Logistics division turned profitable for FY19. The logistics and warehousing returned to the black after recording a PBT of RM22.5m in FY19 compared to the loss before tax of RM1.7m a year ago. This led to a PBT margin of 4.2% with a commendable occupancy rate of 80% for its warehouses. We believe that there is room for margin expansion for the segment due to the addition of new MNC customers and expansion of existing ones which will increase it to around 90% in FY20.

Property segment slumped into the red. The property development segment performed poorly in FY19, posting a nearly -100%yoy decline in PBT to RM0.21m, dragging the PBT margin down to 0.4% compared to 46.0% a year ago. This was mainly due to the absence of unbilled sales as of 31 March 2019 (vs RM2.2m during the same period last year) following the completion of the majority of its property development projects.

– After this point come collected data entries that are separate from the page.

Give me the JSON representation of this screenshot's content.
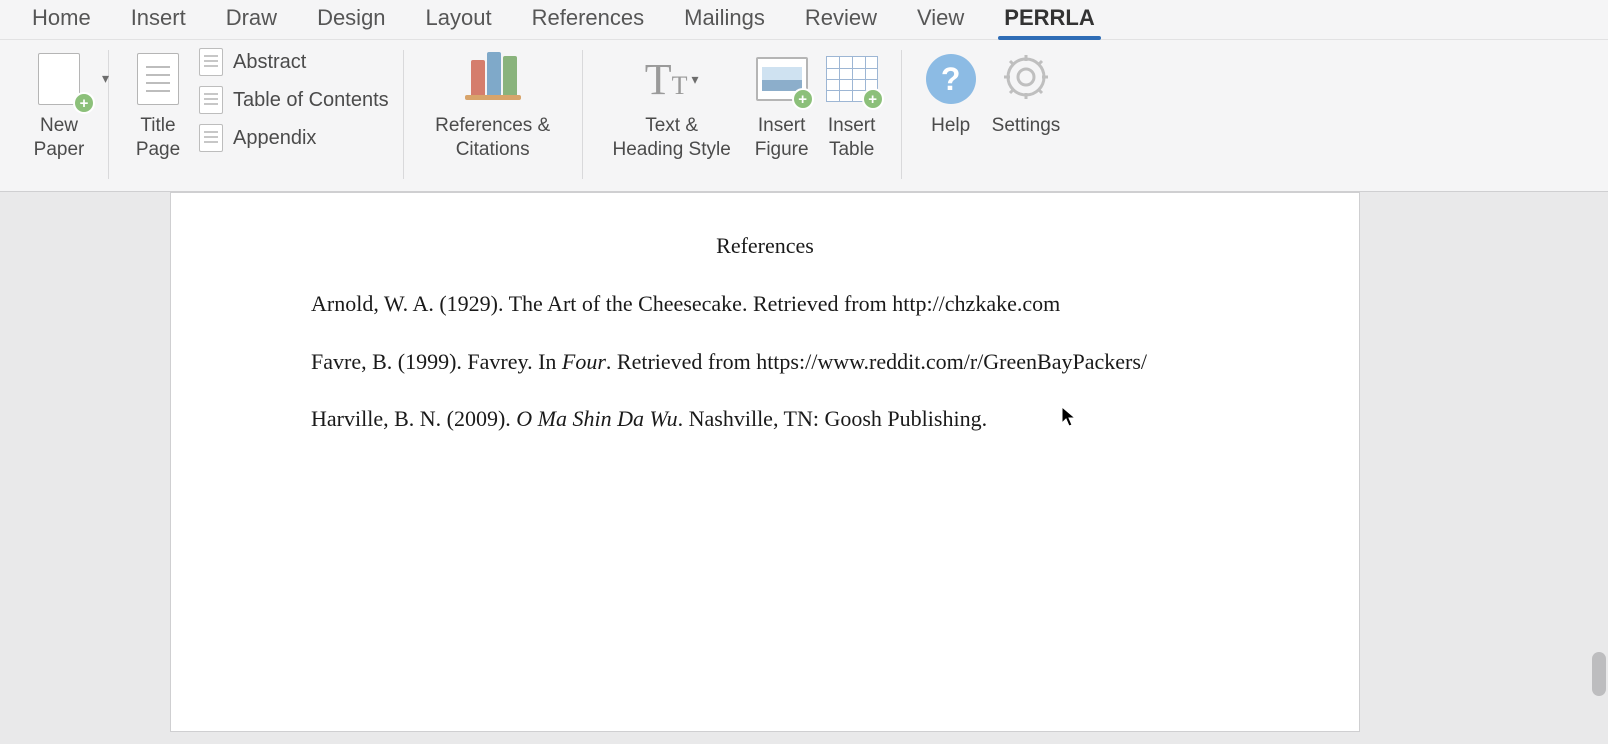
{
  "tabs": {
    "items": [
      {
        "label": "Home"
      },
      {
        "label": "Insert"
      },
      {
        "label": "Draw"
      },
      {
        "label": "Design"
      },
      {
        "label": "Layout"
      },
      {
        "label": "References"
      },
      {
        "label": "Mailings"
      },
      {
        "label": "Review"
      },
      {
        "label": "View"
      },
      {
        "label": "PERRLA"
      }
    ],
    "active_index": 9
  },
  "ribbon": {
    "new_paper": "New\nPaper",
    "title_page": "Title\nPage",
    "abstract": "Abstract",
    "toc": "Table of Contents",
    "appendix": "Appendix",
    "refs_citations": "References &\nCitations",
    "text_heading": "Text &\nHeading Style",
    "insert_figure": "Insert\nFigure",
    "insert_table": "Insert\nTable",
    "help": "Help",
    "settings": "Settings"
  },
  "document": {
    "heading": "References",
    "entries": [
      {
        "prefix": "Arnold, W. A. (1929). The Art of the Cheesecake. Retrieved from http://chzkake.com",
        "italic": "",
        "suffix": ""
      },
      {
        "prefix": "Favre, B. (1999). Favrey. In ",
        "italic": "Four",
        "suffix": ". Retrieved from https://www.reddit.com/r/GreenBayPackers/"
      },
      {
        "prefix": "Harville, B. N. (2009). ",
        "italic": "O Ma Shin Da Wu",
        "suffix": ". Nashville, TN: Goosh Publishing."
      }
    ]
  }
}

Management noted that its upcoming Kota Masai township project with an estimated GDV of RM150m will be launched in 2HFY20. However, we opine that there could be a further delay given the challenging property market in Johor.

Slashing our earnings forecasts. While the logistics segment will be driven by new MNC clients, we reckon that this would be weighed down by the sluggish performance of the property segment with no new projects in the pipeline except Kota Masai, providing limited earnings visibility. In light of this, we are lowering our revenue contribution from the property segment and a higher tax expense which leads to a reduction in our FY20 PAT margin forecast to 1.2% from approximately 2.9% previously. As such, our earnings forecast for FY20 is being revised downwards to RM7.4m while we introduce FY21 earnings forecast.